Peike Li · Opinion
Opinion

The Bunker and
the Bassinet

On the difference between caring about the future and being on the hook for it.

No one builds a bunker for someone they love.

Earlier this year Elon Musk told a researcher at Anthropic that she had no real stake in the future, because she doesn’t have kids. It was a nasty thing to say, and it got the dunking it deserved. She gave the obvious answer back: you can care a great deal about how things turn out for people without those people being your own children. And she’s right. If a stake in the future just means caring about it, plenty of people with no kids care more, and look further ahead, than plenty of parents do. Parents aren’t secretly the long-term thinkers in the room — whenever anyone’s bothered to check, that flattering little idea doesn’t hold up. So as an insult, Musk’s line is both mean and wrong.

But I think he tripped over something true on the way to being wrong. The word he used is the right one. A stake isn’t a feeling. It’s not how much you care how something turns out — it’s whether you can walk away from it.

You can fake caring about the future. You cannot fake skin in it.

Caring is cheap, and it’s easy to get out of. You can care about humanity today and quietly care about something safer tomorrow, and nothing happens to you. A kid is the one bet you can’t exit. You can’t sell it, hedge it, or change your mind. You’ve put someone you love inside a future you don’t get to leave. That isn’t a warmer feeling than the childless have — it might be the exact same feeling — it’s that you’re now stuck with how it ends. That’s the whole difference, and it’s the part no survey can see.

Which is why the most honest signal in the whole AI business isn’t anything said on a stage. It’s what the people building it are quietly doing about having kids — which is, more and more, not having them. Once you start noticing it you can’t stop. The ones who say, half-joking, that they don’t expect their own children to make it to high school. The ones who want to hold off until the brain-chip works, so the kid can be wired in from the start. The ones who’ll explain, completely sincerely, that having a flesh-and-blood baby is a kind of mind-virus — a sentimental attachment to meat that distracts you from building the thing that actually matters. And the quiet ones, who just buy the bunker, or the place in New Zealand, and don’t bring it up.

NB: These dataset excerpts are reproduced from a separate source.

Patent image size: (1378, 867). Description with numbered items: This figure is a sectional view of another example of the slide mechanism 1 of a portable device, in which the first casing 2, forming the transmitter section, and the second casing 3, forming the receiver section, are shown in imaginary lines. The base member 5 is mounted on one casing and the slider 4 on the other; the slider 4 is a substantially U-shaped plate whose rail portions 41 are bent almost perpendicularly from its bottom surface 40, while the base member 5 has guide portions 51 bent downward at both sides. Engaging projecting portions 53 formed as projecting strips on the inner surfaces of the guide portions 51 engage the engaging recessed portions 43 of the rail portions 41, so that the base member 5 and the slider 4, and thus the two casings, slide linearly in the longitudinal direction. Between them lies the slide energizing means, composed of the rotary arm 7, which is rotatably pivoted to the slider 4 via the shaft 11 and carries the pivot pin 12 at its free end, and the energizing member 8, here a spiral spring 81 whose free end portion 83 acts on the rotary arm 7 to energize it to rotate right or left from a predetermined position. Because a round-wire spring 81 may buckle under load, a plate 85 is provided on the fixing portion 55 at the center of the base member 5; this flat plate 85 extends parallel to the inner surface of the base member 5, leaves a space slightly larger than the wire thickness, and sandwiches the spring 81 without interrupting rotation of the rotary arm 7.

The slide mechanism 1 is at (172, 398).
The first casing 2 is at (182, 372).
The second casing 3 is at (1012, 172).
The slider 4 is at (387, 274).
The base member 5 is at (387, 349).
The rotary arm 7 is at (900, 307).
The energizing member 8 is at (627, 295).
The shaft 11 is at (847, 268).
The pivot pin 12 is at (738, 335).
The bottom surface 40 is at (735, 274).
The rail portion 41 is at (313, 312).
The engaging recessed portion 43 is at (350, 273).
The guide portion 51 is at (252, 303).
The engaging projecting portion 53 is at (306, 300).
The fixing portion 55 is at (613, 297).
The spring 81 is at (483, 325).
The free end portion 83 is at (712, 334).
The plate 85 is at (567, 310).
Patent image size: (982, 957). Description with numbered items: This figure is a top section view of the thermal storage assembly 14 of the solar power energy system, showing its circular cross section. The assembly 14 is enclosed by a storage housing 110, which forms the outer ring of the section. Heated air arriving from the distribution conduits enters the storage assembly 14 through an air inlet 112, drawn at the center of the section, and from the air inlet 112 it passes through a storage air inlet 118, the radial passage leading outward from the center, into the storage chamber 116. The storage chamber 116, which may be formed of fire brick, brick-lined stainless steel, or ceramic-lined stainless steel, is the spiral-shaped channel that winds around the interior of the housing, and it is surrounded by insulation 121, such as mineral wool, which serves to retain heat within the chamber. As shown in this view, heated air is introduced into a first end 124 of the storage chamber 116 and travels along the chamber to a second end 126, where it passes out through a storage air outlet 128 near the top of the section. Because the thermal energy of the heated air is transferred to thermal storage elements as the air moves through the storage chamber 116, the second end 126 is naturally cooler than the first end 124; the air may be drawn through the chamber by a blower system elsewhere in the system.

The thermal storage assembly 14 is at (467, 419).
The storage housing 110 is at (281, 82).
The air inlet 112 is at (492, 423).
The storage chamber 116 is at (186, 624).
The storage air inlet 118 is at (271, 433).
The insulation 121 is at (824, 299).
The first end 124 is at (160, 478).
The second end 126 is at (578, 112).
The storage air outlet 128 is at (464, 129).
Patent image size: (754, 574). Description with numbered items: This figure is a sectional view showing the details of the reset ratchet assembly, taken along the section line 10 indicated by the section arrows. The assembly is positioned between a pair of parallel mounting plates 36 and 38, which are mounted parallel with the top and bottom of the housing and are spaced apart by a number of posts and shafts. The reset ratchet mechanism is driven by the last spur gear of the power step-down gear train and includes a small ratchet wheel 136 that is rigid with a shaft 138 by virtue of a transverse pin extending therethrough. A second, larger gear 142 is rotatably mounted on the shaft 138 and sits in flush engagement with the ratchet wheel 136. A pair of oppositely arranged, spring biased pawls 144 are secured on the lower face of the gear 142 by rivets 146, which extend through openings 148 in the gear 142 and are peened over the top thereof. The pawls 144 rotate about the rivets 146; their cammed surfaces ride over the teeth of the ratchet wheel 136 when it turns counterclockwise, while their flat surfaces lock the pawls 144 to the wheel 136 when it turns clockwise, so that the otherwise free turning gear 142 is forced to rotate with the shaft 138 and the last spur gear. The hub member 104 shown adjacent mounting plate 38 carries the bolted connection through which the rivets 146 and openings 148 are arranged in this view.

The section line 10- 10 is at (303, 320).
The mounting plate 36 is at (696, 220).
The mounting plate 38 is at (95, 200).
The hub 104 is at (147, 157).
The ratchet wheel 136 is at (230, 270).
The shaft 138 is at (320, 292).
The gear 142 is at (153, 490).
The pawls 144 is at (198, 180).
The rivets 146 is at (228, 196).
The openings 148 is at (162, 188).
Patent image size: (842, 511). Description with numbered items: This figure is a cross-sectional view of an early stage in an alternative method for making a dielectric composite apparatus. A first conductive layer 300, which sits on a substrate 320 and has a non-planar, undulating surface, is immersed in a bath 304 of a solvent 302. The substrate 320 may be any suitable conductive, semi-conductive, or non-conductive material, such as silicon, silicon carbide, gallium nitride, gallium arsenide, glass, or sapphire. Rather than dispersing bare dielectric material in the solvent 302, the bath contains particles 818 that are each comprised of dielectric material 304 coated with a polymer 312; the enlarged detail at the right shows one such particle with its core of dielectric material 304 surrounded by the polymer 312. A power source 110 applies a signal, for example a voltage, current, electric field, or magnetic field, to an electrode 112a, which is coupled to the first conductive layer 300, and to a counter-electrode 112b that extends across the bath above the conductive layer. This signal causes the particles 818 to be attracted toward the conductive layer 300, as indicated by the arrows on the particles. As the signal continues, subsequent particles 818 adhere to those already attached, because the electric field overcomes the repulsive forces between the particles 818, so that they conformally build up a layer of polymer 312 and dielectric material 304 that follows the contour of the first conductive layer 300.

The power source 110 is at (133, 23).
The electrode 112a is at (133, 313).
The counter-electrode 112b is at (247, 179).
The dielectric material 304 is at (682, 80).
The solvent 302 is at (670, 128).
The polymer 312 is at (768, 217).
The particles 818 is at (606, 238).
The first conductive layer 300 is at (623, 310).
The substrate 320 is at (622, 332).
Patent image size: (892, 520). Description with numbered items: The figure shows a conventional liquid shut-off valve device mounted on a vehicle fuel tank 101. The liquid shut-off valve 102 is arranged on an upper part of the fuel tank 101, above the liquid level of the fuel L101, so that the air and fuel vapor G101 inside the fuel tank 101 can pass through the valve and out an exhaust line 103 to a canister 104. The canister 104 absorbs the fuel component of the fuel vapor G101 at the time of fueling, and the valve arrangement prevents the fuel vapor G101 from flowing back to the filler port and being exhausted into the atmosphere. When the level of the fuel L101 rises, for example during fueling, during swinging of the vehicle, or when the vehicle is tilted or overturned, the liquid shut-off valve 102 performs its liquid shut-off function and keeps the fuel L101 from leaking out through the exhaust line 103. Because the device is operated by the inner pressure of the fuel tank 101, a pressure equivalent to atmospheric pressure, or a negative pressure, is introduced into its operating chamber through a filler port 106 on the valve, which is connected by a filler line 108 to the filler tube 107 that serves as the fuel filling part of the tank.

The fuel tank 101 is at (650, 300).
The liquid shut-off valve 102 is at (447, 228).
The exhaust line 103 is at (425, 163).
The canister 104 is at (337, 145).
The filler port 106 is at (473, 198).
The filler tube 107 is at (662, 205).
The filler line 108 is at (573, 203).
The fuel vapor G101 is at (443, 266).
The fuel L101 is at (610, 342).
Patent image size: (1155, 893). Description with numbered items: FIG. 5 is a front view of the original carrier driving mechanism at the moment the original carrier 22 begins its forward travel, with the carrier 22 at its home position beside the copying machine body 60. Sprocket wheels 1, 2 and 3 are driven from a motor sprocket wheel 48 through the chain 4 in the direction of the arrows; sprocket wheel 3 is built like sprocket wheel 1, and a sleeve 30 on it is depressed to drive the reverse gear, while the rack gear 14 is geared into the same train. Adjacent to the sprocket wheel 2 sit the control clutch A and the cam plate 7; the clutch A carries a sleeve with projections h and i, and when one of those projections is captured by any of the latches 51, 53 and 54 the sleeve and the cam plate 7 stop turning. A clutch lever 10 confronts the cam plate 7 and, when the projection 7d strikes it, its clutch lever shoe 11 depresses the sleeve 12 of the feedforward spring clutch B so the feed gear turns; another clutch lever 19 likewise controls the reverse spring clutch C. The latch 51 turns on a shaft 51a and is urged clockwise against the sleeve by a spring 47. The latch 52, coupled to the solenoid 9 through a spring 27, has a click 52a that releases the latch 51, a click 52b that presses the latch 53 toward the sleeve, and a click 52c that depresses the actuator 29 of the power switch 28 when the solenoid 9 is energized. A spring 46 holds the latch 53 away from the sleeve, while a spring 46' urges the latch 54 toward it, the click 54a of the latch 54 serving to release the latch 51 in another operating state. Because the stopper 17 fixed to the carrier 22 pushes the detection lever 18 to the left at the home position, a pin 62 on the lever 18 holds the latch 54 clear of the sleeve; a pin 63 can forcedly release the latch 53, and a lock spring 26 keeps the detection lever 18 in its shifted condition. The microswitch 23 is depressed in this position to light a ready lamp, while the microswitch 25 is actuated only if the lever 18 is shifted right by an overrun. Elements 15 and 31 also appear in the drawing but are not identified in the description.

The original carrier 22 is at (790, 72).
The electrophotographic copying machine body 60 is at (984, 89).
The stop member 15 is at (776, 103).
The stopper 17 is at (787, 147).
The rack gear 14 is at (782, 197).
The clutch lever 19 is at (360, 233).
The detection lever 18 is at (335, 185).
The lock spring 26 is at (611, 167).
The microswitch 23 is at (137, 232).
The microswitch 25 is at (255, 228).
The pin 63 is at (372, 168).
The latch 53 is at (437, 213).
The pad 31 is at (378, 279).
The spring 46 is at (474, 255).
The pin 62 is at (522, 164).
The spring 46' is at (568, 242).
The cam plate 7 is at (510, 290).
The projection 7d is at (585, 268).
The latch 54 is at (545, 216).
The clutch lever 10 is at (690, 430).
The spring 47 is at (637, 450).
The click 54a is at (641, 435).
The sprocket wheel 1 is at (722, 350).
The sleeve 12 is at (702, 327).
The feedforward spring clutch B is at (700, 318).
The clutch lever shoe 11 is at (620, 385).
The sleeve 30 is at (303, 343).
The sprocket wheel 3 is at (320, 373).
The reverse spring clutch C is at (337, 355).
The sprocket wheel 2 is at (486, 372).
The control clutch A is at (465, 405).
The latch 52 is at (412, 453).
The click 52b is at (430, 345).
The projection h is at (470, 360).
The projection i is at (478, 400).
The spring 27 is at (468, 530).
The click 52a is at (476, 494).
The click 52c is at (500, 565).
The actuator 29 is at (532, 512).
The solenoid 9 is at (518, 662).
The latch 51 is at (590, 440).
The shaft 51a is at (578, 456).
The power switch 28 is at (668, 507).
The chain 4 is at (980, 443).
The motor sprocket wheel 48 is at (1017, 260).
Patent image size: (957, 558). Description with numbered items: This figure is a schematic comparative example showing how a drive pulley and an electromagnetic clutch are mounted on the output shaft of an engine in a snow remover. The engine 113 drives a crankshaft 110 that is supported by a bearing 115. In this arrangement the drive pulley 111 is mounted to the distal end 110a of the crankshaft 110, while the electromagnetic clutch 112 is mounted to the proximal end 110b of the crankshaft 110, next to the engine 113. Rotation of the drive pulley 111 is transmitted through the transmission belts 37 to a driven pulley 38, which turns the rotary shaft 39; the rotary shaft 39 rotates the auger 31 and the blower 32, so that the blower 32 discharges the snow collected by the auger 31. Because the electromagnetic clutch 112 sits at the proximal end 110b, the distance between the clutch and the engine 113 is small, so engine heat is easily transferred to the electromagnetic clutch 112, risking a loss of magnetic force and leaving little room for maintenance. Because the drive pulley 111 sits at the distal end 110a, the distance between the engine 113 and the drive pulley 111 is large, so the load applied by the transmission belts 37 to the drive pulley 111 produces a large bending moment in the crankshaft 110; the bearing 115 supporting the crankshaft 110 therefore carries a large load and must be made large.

Even the ones who do have kids increasingly treat it like a procurement decision — screen the embryo, pick the traits, de-risk the whole thing the way you would any other purchase. Different moves, same instinct underneath: keep an exit. Hold the future at arm’s length. No one builds a bunker for someone they love.

And here’s the part I can’t unsee. The not-having-kids isn’t a side effect of working on AI. It’s the same belief said twice. If you actually think humans are a transition — a booster rocket for whatever smarter thing comes next — then not having a kid isn’t despair. It’s just being consistent. Why strap a child to a future you’ve already decided belongs to the machine? There are serious people in this field who’ll tell you, with a straight face, that they don’t worry about the birth rate at all, because we’re all about to be replaced anyway. Once you believe that, a kid stops being a hope and starts to look like a mistake. Which is exactly why having one is the closest thing this worldview has to heresy — the one move that says, out loud and in the flesh, that humans are still supposed to be here.

To be fair, that’s not what Musk meant, and his version still earns the dunking. You don’t need a kid to be a good person, or to do real good for people who’ll outlive you — most of what we’ve inherited was built by people who never had any. The point isn’t that the childless don’t count. It’s smaller and sharper than that: when the people building the future won’t bet their own kids on it, that’s the one forecast they can’t fake. You can spin a keynote. You can’t spin a bunker.

So I’ve stopped asking the AI optimists whether they think it’s going to be fine. They’ll always say it’s going to be fine — that’s the job. I watch what they do at home instead. Because hope isn’t a forecast you call in from a safe distance. It’s a position you take and then can’t climb out of.

The bunker is a forecast. The bassinet is a decision.

They keep telling us the future’s going to be glorious. So ask the one question the pitch can’t answer: are they having kids — and did they build a door out, just in case?